Penal slave labor long predated free markets.

A theory I see all the time is that slavery is somehow more efficient than free labor. The most obvious refutation of that is the United States during WW2. The US free market was able to not only conduct a war on both sides of the planet, it also supplied the British and Soviet war machines. The US didn't just win, it buried the Axis powers under an avalanche of advanced military equipment and supplies of every sort.

No slave based labor could possibly compete with that.

P.S. The Union also buried the Confederacy under a similar avalanche.


> Actually, the whole point of the Confederacy seceding was it needed to protect itself from free market capitalism

The Confederates would disagree; from their point of view, they seceded to protect their "free" market - that being of chattel slaves - because their capitalist profit motive gave them a vested interest in minimizing labor costs to the bare minimum with which they could get away.

What the Union capitalists figured out (and the Confederate capitalists didn't) is that it's just as profitable (if not more so) to replace those chattel slaves with wage laborers, especially if you can get away with paying those laborers less than what it would cost to house and feed them. No need to care about their working conditions, either, since wage laborers are rentals and therefore (if you care more about profit than morals) entirely disposable (unlike chattel slaves, which had to be purchased upfront). Said laborers predictably recognized this to be effectively slavery/serfdom with extra steps, and thus organized into unions for better bargaining/negotiating power.

> The numbers don't remotely compare with the number of slaves in the Confederacy.

There were about 4 million chattel slaves by the Civil War, v. 1.6 million incarcerated today. Sure, it's lower nowadays, but not so much as to be incomparable.
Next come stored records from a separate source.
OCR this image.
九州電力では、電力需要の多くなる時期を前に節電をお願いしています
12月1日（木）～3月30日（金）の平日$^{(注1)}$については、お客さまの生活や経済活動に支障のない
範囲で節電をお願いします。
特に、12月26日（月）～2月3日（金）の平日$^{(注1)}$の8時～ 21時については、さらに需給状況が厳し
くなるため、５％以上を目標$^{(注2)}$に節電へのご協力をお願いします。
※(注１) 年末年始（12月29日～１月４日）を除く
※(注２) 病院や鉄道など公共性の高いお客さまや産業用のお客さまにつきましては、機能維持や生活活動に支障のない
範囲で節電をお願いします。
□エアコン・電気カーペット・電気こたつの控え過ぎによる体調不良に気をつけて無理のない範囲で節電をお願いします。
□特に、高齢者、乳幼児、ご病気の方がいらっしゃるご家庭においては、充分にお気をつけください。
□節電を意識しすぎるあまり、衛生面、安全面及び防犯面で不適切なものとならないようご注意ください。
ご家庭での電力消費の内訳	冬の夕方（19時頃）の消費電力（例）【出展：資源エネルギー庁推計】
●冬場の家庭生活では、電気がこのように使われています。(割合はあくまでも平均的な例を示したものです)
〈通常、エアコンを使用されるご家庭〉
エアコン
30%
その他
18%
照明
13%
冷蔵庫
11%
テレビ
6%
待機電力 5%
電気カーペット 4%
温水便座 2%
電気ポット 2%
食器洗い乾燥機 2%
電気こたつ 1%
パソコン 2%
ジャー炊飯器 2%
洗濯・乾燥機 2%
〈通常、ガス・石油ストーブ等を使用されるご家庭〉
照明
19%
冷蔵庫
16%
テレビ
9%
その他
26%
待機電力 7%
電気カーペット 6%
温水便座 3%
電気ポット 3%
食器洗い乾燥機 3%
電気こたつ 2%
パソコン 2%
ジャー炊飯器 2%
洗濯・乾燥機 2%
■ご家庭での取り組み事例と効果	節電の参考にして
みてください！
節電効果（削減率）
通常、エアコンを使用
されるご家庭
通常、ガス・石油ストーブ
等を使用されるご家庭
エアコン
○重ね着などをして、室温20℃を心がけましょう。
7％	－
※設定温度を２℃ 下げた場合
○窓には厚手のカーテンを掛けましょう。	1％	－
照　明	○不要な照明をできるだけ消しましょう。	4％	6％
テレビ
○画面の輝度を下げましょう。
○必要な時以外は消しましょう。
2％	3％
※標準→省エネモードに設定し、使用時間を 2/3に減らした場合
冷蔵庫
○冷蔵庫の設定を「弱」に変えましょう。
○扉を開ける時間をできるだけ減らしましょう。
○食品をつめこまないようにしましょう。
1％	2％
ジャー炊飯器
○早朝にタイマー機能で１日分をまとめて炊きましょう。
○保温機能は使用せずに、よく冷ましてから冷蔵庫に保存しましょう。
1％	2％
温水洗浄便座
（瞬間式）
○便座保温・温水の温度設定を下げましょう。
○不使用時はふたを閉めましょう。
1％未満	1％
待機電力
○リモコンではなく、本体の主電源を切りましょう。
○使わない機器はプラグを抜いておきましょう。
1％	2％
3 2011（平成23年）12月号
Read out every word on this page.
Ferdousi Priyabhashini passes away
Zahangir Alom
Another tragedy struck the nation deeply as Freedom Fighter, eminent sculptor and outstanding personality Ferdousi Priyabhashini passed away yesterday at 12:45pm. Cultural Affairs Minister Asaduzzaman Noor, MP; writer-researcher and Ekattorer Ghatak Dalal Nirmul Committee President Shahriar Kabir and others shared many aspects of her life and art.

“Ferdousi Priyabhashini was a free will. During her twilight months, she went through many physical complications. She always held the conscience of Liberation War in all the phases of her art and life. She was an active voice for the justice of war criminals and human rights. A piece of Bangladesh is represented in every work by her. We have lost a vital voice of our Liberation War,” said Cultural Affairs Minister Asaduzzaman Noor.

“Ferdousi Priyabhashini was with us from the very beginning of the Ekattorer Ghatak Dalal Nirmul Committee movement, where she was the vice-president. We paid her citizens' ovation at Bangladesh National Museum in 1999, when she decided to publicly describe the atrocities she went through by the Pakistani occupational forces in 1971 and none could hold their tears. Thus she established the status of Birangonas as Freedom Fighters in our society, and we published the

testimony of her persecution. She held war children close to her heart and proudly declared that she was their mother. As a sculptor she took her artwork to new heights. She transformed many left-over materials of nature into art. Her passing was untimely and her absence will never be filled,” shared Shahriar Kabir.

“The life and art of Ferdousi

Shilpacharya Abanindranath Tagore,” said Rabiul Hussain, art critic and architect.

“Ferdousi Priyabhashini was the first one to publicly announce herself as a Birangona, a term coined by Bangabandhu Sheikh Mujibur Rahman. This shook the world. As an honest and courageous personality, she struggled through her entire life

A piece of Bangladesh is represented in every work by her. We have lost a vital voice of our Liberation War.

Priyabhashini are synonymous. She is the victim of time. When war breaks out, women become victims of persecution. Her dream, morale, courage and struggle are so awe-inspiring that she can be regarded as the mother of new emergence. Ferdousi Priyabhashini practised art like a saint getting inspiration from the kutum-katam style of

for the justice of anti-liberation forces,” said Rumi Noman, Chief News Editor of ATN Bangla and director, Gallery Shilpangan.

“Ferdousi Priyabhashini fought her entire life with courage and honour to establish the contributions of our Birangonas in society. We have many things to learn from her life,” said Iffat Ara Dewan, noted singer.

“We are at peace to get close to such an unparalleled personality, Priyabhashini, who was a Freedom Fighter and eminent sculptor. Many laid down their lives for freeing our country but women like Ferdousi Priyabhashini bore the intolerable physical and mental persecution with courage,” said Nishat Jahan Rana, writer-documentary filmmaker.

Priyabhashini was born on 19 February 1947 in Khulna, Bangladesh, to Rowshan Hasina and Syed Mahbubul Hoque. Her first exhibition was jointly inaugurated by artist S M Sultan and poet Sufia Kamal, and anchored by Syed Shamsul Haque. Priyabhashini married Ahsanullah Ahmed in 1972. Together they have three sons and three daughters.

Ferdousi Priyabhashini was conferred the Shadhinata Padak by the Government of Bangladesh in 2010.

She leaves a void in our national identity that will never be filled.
> They are consequences of the government, not free markets.

They are consequences of the government seeking to save money by deferring government functions to privatized replacements competing in a "free" market.

You might've noticed those scare quotes I keep using around "free"; those are there because capitalism is at odds with an actually-free market (contrary to capitalists' claims); given the opportunity, a capitalist would vastly prefer to have absolute control over the market (a.k.a. monopolization) than to have to actually compete, because said control allows the maximization of profit for oneself.

> The US free market was able to not only conduct a war on both sides of the planet, it also supplied the British and Soviet war machines. The US didn't just win, it buried the Axis powers under an avalanche of advanced military equipment and supplies of every sort.

> [...]

> P.S. The Union also buried the Confederacy under a similar avalanche.

If I had a nickel for every confounding variable underlying those outcomes, I'd be able to bury the Axis powers and the CSA under avalanches of advanced military equipment and supplies of every sort.